“This I Believe: The Accomplishments of Failure”
I believe in failure. That’s right failure, gut-renching defeat. Not as a means of worship or goal; but the kind of failure when you put your whole self out there, when you literally lay it all on the line. I believe that success can only be measured by the way in which you handle defeat.
I played volleyball at Kalamazoo College. I sat the bench for two years awaiting my chance to play. When I was a junior I thought my time had come, all my hard work would pay off. At the beginning of the season we traveled to Connecticut for a tournament. After the first match, I was benched. I was so distraught, flooded with emotions of complete defeat. I had worked so hard and I feared I would never get the chance to be on the court. After the match, I couldn’t talk to my teammates. It would be selfish of me to agonize over my playing time, while we had won a close match. Instead I called my father. He asked how the tournament was going. I said we had just won a close match against the host team, a big victory. He asked if I got a chance to play. My face drenched in tears, I told him no. His only response was, “I know you supported your team in whatever role you were asked to take. I’m so very proud of you.”
Despite my failure, my father was proud of me. He didn’t blame the coaches, bad-mouth my teammates or criticize me; he simply loved me. I was never a failure to him.
Looking back, I realize that failure fuels me. It challenges me to demand more out of myself, and those around me. If I had never experienced defeat, I’d never have a drive for success, however you choose to define it.
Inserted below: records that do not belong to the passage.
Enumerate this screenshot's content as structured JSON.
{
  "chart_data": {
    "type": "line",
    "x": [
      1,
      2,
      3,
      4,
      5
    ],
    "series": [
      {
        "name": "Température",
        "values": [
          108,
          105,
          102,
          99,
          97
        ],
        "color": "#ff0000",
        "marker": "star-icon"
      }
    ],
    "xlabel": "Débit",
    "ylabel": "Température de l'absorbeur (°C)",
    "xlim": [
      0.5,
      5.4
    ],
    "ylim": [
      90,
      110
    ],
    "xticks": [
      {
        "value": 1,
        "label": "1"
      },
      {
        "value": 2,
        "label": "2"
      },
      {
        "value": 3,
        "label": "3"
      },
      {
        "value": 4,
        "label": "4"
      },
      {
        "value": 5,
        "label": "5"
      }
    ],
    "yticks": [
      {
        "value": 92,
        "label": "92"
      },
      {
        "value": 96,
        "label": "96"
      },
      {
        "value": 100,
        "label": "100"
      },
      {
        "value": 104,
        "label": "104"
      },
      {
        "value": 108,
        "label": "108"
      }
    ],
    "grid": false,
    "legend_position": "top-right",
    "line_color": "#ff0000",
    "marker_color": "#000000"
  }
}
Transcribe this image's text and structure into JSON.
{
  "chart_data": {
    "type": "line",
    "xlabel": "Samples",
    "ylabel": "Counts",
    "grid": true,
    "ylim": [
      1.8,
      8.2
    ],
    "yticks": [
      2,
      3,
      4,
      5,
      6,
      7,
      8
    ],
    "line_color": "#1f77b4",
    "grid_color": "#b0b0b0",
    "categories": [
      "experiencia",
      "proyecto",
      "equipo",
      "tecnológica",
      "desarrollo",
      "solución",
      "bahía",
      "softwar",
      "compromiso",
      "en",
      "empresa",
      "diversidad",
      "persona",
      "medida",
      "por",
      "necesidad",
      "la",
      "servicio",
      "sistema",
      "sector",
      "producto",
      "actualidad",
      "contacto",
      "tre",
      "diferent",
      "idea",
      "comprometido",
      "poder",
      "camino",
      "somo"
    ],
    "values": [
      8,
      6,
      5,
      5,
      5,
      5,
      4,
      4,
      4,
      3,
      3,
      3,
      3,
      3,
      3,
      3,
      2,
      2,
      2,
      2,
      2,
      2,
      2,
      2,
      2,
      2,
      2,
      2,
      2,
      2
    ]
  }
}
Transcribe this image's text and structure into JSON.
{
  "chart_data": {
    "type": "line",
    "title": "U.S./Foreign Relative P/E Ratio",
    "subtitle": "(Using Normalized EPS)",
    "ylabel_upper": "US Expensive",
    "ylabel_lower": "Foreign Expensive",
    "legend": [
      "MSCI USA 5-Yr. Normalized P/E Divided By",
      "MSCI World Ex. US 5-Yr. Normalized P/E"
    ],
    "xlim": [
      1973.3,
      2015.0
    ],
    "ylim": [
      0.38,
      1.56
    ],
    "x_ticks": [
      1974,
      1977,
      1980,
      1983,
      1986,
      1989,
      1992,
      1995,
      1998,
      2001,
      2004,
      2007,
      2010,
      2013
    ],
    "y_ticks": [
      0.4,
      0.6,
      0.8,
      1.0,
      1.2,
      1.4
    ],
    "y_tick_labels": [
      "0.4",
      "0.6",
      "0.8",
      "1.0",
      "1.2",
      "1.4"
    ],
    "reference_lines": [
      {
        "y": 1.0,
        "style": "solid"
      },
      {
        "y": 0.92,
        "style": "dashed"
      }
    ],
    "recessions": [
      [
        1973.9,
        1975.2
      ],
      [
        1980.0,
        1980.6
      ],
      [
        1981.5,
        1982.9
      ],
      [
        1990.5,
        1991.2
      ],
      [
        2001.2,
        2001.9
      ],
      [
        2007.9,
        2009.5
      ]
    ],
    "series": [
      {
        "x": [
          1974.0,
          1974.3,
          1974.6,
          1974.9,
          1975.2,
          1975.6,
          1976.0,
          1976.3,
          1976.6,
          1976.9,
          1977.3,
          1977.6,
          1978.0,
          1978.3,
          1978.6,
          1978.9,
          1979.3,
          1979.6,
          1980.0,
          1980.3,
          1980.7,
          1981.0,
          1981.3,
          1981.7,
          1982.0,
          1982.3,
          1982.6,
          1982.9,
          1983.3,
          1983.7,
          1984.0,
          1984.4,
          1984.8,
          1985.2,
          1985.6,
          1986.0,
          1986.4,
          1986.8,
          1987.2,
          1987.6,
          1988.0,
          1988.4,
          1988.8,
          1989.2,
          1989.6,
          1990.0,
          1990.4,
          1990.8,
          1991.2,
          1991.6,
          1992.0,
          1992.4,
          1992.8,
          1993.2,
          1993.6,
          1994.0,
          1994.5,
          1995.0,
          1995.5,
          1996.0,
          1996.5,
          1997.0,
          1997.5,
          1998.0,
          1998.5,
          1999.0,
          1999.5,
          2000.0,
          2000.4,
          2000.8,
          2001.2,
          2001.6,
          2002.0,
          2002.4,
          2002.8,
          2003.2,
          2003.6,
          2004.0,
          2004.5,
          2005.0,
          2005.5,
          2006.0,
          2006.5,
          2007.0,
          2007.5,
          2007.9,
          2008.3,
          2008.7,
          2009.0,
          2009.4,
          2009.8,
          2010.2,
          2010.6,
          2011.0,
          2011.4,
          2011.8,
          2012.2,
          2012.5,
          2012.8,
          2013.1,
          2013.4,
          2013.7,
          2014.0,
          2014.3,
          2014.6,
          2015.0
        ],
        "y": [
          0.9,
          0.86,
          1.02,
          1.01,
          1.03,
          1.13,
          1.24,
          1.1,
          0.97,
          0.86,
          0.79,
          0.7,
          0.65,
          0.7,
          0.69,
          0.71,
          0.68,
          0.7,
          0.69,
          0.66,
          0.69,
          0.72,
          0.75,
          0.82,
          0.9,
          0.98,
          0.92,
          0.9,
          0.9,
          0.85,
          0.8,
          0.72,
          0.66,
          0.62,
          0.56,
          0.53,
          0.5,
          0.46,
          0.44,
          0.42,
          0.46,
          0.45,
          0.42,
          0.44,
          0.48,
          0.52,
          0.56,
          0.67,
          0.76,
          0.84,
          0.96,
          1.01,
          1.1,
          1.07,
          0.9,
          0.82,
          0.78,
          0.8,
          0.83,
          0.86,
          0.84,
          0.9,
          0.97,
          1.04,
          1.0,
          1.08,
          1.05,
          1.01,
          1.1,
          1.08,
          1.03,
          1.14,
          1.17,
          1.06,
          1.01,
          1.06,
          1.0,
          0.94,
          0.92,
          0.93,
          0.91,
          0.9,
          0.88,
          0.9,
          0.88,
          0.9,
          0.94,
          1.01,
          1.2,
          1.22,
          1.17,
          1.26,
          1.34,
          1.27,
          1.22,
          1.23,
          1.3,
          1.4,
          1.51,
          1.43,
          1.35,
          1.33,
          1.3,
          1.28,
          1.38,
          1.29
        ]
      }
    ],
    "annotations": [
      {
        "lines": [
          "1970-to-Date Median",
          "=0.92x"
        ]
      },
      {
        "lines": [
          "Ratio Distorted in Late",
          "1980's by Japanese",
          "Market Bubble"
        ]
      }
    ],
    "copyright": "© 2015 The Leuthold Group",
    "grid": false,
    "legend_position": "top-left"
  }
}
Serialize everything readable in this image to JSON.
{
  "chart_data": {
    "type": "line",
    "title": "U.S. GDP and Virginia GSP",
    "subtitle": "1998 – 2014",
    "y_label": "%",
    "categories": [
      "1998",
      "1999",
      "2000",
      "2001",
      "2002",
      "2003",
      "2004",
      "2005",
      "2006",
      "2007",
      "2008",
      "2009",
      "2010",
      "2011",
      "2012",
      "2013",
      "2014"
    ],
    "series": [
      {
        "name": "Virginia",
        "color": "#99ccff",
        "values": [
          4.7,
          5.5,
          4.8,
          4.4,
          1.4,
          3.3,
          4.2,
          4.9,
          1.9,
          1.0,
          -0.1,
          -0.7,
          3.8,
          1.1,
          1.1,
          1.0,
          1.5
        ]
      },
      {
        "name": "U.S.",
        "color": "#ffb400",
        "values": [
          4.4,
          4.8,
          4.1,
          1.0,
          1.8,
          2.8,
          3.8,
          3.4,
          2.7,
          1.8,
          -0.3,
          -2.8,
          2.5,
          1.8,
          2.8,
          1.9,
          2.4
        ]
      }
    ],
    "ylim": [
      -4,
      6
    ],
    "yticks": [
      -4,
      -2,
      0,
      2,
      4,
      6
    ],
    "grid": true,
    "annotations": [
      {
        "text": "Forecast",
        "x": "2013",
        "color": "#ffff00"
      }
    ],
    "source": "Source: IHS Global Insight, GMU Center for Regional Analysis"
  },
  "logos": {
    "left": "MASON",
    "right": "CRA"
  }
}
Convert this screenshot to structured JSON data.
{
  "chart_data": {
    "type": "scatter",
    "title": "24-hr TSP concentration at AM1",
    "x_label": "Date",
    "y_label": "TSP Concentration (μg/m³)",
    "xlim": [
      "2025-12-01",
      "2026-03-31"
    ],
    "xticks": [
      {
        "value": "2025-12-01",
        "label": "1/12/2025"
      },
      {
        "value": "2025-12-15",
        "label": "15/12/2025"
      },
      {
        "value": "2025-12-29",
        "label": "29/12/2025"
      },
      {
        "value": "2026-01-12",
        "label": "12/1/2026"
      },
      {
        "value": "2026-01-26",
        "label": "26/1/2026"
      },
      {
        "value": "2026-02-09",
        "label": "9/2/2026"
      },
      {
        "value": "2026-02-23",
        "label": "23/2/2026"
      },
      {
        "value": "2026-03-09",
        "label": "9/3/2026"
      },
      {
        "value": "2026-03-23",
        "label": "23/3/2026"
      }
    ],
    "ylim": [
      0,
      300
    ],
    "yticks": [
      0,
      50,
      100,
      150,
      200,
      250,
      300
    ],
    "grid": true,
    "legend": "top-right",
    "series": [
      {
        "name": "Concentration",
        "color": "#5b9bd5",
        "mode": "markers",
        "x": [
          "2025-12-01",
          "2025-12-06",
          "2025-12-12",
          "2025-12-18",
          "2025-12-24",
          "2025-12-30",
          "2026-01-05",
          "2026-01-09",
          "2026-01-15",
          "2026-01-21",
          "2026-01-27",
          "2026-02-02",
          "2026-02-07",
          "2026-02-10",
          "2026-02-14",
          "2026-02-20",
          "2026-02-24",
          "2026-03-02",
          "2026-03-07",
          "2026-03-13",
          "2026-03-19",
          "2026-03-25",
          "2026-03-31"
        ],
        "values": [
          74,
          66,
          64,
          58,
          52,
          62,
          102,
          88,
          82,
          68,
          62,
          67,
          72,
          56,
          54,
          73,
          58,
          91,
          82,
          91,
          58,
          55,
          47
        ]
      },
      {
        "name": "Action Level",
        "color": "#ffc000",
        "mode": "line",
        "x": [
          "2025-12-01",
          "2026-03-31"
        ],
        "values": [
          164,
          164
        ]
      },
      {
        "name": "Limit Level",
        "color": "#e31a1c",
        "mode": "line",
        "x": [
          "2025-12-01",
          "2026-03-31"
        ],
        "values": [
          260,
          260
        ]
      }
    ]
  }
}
I believe in losers. Those individuals that have risked it all, fallen short and gotten back up; they inspire me every day. I believe a person can never fully succeed without failing.
My father was right, I was the best teammate in every role I was given. I sat the bench for my entire collegiate career. But in the end my shortcomings taught me to appreciate all I am given, and to be the best team player possible. Failure fuels success, this I believe.